Not everyone agrees with that line of thinking, however. In the post GMAT or GRE, splitting hairs?, Peter Sacks Amazon Blog scoffs at the idea that the GRE provides a more intellectually curious applicant pool, saying that “there’s plenty of evidence to suggest that most admissions tests actually punish individuals with thinking and learning styles that we might call ‘intellectually curious,’ who tend to solve problems using creativity and imagination.” He goes on to say that top business schools “need to take a much broader approach to admissions reform, and start asking the hard questions about relying on such tests for admission, whether it’s the GMAT or the GRE.”
Proponents of the GRE option believe it may help business schools attract classes that are more diverse and more intellectual, and to land students who are considering both business school and master’s or Ph.D. programs in economics or other business-related fields. Applicants to business schools say that they also like the price: $140 for the GRE compared to $250 for the GMAT.

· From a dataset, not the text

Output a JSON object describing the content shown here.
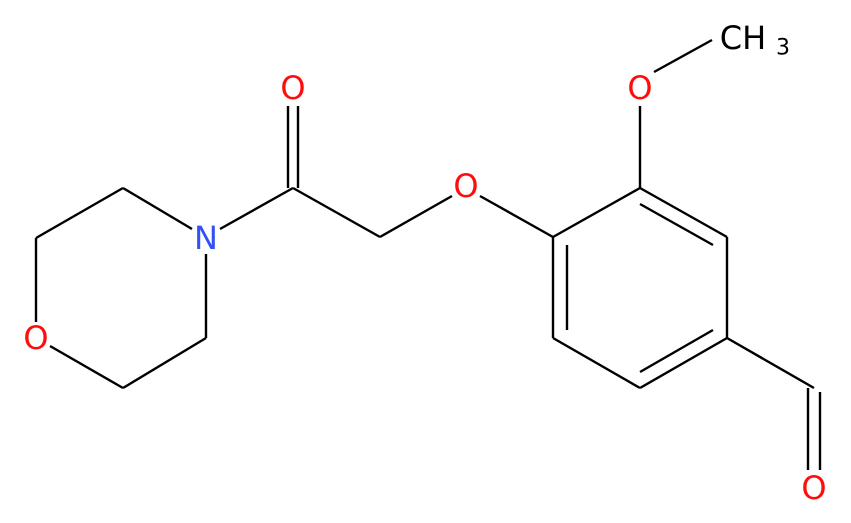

Some supporters say that they are intrigued by the GRE option but are facing pressure from the Graduate Management Admission Council, a group of leading business schools, which created the GMAT, not to deviate from requiring that test. Officially, the council’s rules demand that members require the GMAT. Council officials deny that they are pressuring anyone and note that they have not kicked out the business schools that no longer require GMAT. But tensions are evident in talking not only to council officials, but to business school leaders who say they are worried about offending the council.
This issue will not likely be resolved soon, but prospective applicants interested in taking the GRE instead should first ask which tests their top-choice schools will accept. It never hurts to inquire, especially if your score on one is stronger.